Sustained outflows indicate holder confidence.

HBAR recorded two consecutive weeks of strong negative net flow: –$46.49 million and –$40.85 million. This indicates a clear trend of token withdrawals from exchanges, which is typically a bullish signal reflecting investor confidence and a reduced likelihood of immediate selling pressure.

HBAR price and sustained weekly outflow: Coinglass

The new week has just begun, and traders should watch for the next stage of outflow. The third week of negative net outflow will further strengthen the accumulation trend.

HBAR price and long/short accounts on Binance:

This is confirmed by the ratio of long to short positions on #Binance which is around 1.83. This means that almost two-thirds of accounts trading HBAR are taking long positions. Unlike the volume ratio of long and short positions, which tracks trade volumes, this metric reflects how many traders are betting on price increases. Collectively, a sustained outflow of funds and a high proportion of long positions confirm the presence of a bullish trend in the market structure.
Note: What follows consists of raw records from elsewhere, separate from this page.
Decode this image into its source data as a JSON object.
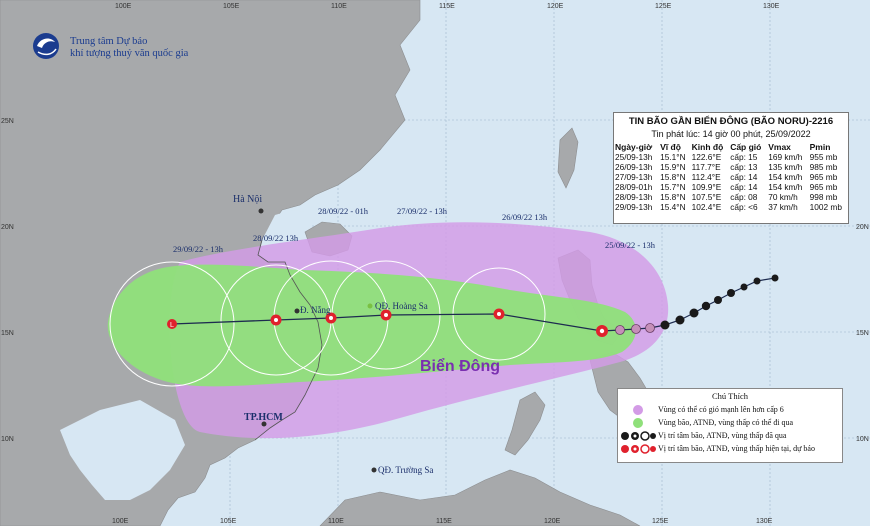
{
  "header": {
    "org_line1": "Trung tâm Dự báo",
    "org_line2": "khí tượng thuỷ văn quốc gia"
  },
  "bulletin": {
    "title": "TIN BÃO GẦN BIỂN ĐÔNG (BÃO NORU)-2216",
    "issued": "Tin phát lúc: 14 giờ 00 phút, 25/09/2022",
    "columns": [
      "Ngày-giờ",
      "Vĩ độ",
      "Kinh độ",
      "Cấp gió",
      "Vmax",
      "Pmin"
    ],
    "rows": [
      [
        "25/09-13h",
        "15.1°N",
        "122.6°E",
        "cấp: 15",
        "169 km/h",
        "955 mb"
      ],
      [
        "26/09-13h",
        "15.9°N",
        "117.7°E",
        "cấp: 13",
        "135 km/h",
        "985 mb"
      ],
      [
        "27/09-13h",
        "15.8°N",
        "112.4°E",
        "cấp: 14",
        "154 km/h",
        "965 mb"
      ],
      [
        "28/09-01h",
        "15.7°N",
        "109.9°E",
        "cấp: 14",
        "154 km/h",
        "965 mb"
      ],
      [
        "28/09-13h",
        "15.8°N",
        "107.5°E",
        "cấp: 08",
        "70 km/h",
        "998 mb"
      ],
      [
        "29/09-13h",
        "15.4°N",
        "102.4°E",
        "cấp: <6",
        "37 km/h",
        "1002 mb"
      ]
    ]
  },
  "map_labels": {
    "ha_noi": "Hà Nội",
    "da_nang": "Đ. Nẵng",
    "hoang_sa": "QĐ. Hoàng Sa",
    "bien_dong": "Biển Đông",
    "tp_hcm": "TP.HCM",
    "truong_sa": "QĐ. Trường Sa"
  },
  "track_labels": {
    "d29": "29/09/22 - 13h",
    "d28_13": "28/09/22  13h",
    "d28_01": "28/09/22 - 01h",
    "d27": "27/09/22 - 13h",
    "d26": "26/09/22  13h",
    "d25": "25/09/22 - 13h"
  },
  "axes": {
    "lon_top": [
      "100E",
      "105E",
      "110E",
      "115E",
      "120E",
      "125E",
      "130E"
    ],
    "lon_bottom": [
      "100E",
      "105E",
      "110E",
      "115E",
      "120E",
      "125E",
      "130E"
    ],
    "lat": [
      "25N",
      "20N",
      "15N",
      "10N"
    ]
  },
  "legend": {
    "title": "Chú Thích",
    "items": [
      "Vùng có thể có gió mạnh lên hơn cấp 6",
      "Vùng bão, ATNĐ, vùng thấp có thể đi qua",
      "Vị trí tâm bão, ATNĐ, vùng thấp đã qua",
      "Vị trí tâm bão, ATNĐ, vùng thấp hiện tại, dự báo"
    ]
  },
  "colors": {
    "sea": "#d7e7f3",
    "land": "#a7a9ab",
    "danger_zone": "#d39be6",
    "storm_zone": "#8fe07a",
    "forecast_symbol": "#e0212d",
    "past_symbol": "#1a1a1a",
    "track_line": "#1d2b4f"
  }
}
Short-term RSI divergence indicates the continuation of the bullish trend.

To get an early assessment of momentum, we switch to the 4-hour chart, which is ideal for tracking short-term trend changes. From August 1 to 4, the price formed a slightly lower high ($0.255-$0.253), but the RSI (relative strength index) rose from 42 to 52 during the same period.
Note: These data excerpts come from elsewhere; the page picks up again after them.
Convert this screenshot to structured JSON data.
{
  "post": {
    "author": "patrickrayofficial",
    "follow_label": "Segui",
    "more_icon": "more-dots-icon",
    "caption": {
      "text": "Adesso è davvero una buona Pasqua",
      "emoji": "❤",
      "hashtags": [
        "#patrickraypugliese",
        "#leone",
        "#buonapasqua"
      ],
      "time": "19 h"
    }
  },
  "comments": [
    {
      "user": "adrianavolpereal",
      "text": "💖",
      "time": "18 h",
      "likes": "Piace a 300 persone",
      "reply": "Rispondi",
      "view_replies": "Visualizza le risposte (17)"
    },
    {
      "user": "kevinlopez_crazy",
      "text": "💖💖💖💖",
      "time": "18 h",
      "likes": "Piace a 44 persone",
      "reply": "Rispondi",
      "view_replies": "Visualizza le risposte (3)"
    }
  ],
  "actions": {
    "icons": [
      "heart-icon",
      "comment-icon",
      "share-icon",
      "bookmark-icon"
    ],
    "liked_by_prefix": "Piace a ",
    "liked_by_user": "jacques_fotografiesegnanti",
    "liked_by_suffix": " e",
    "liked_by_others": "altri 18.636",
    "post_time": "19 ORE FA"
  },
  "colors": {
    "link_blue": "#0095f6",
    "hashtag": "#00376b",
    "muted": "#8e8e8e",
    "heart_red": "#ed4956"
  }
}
Bullish RSI divergence: TradingView

This is a classic case of hidden bullish divergence, which signals the continuation of the upward trend rather than its reversal. Although it is not a trigger for a breakout by itself, in combination with net flow data and positioning, it supports arguments for a sustainable upward movement.

The price breakout model for HBAR depends on key Fibonacci levels.
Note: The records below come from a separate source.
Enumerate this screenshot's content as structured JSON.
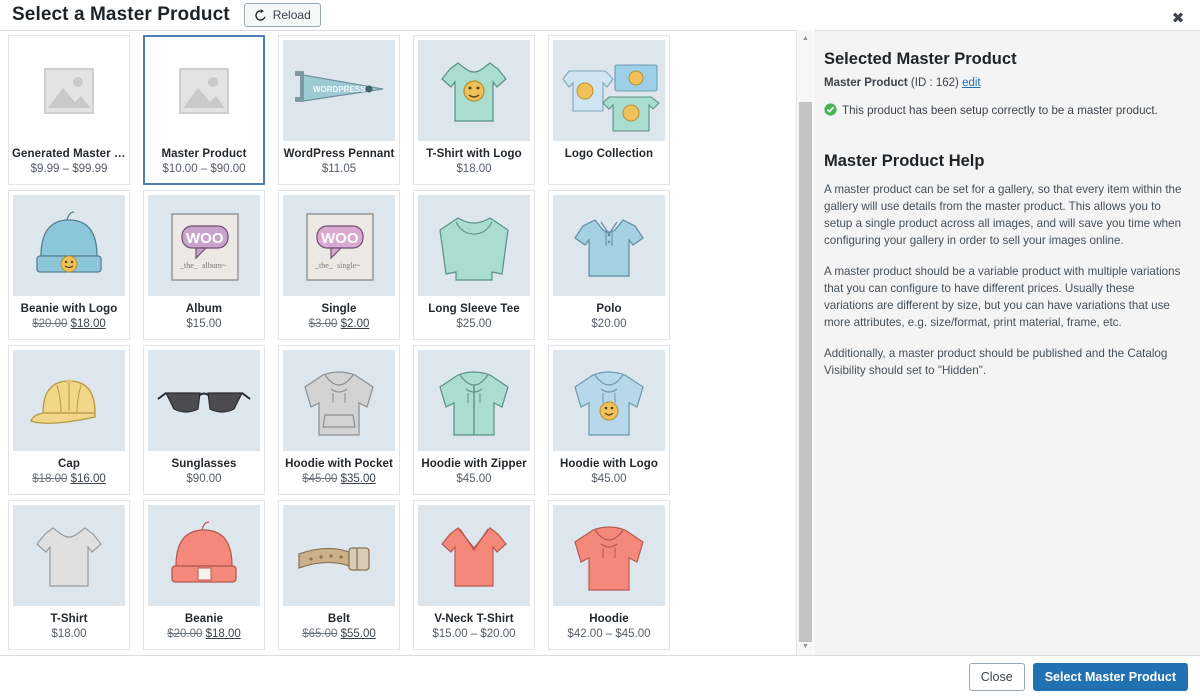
{
  "header": {
    "title": "Select a Master Product",
    "reload_label": "Reload",
    "reload_icon": "refresh-icon",
    "close_icon": "close-icon"
  },
  "products": [
    {
      "name": "Generated Master Product",
      "price": "$9.99 – $99.99",
      "art": "placeholder",
      "selected": false
    },
    {
      "name": "Master Product",
      "price": "$10.00 – $90.00",
      "art": "placeholder",
      "selected": true
    },
    {
      "name": "WordPress Pennant",
      "price": "$11.05",
      "art": "pennant",
      "selected": false
    },
    {
      "name": "T-Shirt with Logo",
      "price": "$18.00",
      "art": "tshirt-logo",
      "selected": false
    },
    {
      "name": "Logo Collection",
      "price": "",
      "art": "logo-collection",
      "selected": false
    },
    {
      "name": "Beanie with Logo",
      "price_old": "$20.00",
      "price_new": "$18.00",
      "art": "beanie-logo",
      "selected": false
    },
    {
      "name": "Album",
      "price": "$15.00",
      "art": "album",
      "selected": false
    },
    {
      "name": "Single",
      "price_old": "$3.00",
      "price_new": "$2.00",
      "art": "single",
      "selected": false
    },
    {
      "name": "Long Sleeve Tee",
      "price": "$25.00",
      "art": "longsleeve",
      "selected": false
    },
    {
      "name": "Polo",
      "price": "$20.00",
      "art": "polo",
      "selected": false
    },
    {
      "name": "Cap",
      "price_old": "$18.00",
      "price_new": "$16.00",
      "art": "cap",
      "selected": false
    },
    {
      "name": "Sunglasses",
      "price": "$90.00",
      "art": "sunglasses",
      "selected": false
    },
    {
      "name": "Hoodie with Pocket",
      "price_old": "$45.00",
      "price_new": "$35.00",
      "art": "hoodie-pocket",
      "selected": false
    },
    {
      "name": "Hoodie with Zipper",
      "price": "$45.00",
      "art": "hoodie-zipper",
      "selected": false
    },
    {
      "name": "Hoodie with Logo",
      "price": "$45.00",
      "art": "hoodie-logo",
      "selected": false
    },
    {
      "name": "T-Shirt",
      "price": "$18.00",
      "art": "tshirt-grey",
      "selected": false
    },
    {
      "name": "Beanie",
      "price_old": "$20.00",
      "price_new": "$18.00",
      "art": "beanie",
      "selected": false
    },
    {
      "name": "Belt",
      "price_old": "$65.00",
      "price_new": "$55.00",
      "art": "belt",
      "selected": false
    },
    {
      "name": "V-Neck T-Shirt",
      "price": "$15.00 – $20.00",
      "art": "vneck",
      "selected": false
    },
    {
      "name": "Hoodie",
      "price": "$42.00 – $45.00",
      "art": "hoodie",
      "selected": false
    }
  ],
  "info": {
    "selected_heading": "Selected Master Product",
    "mp_label": "Master Product",
    "mp_id": "(ID : 162)",
    "edit_link": "edit",
    "status_icon": "check-circle-icon",
    "status_text": "This product has been setup correctly to be a master product.",
    "help_heading": "Master Product Help",
    "paragraphs": [
      "A master product can be set for a gallery, so that every item within the gallery will use details from the master product. This allows you to setup a single product across all images, and will save you time when configuring your gallery in order to sell your images online.",
      "A master product should be a variable product with multiple variations that you can configure to have different prices. Usually these variations are different by size, but you can have variations that use more attributes, e.g. size/format, print material, frame, etc.",
      "Additionally, a master product should be published and the Catalog Visibility should set to \"Hidden\"."
    ]
  },
  "scrollbar": {
    "up_icon": "scroll-up-arrow-icon",
    "down_icon": "scroll-down-arrow-icon"
  },
  "footer": {
    "close_label": "Close",
    "select_label": "Select Master Product"
  },
  "colors": {
    "accent": "#2271b1",
    "selected_border": "#4b7fb5",
    "status_green": "#46b450",
    "thumb_bg": "#dde6ed"
  }
}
HBAR forms a clear ascending triangle, a bullish continuation pattern. The ascending support line started in June, and horizontal resistance levels are constantly being tested for strength. A breakout above $0.27 will confirm this pattern, but $0.29 remains a key resistance level obtained using Fibonacci extension levels based on the trend (drawn from $0.12 to $0.29 with a retracement to $0.23).

Fibonacci extension based on the trend is a tool that traders use to determine potential future support and resistance levels by predicting price movements from previous trend swings.

If the price $HBAR exceeds $0.29, it may accelerate to new swing highs. On the other hand, a drop below $0.23 would invalidate the short-term bullish outlook, but the broader structure will not transition into a bearish trend unless the HBAR price breaks below the lower trend line of the triangle.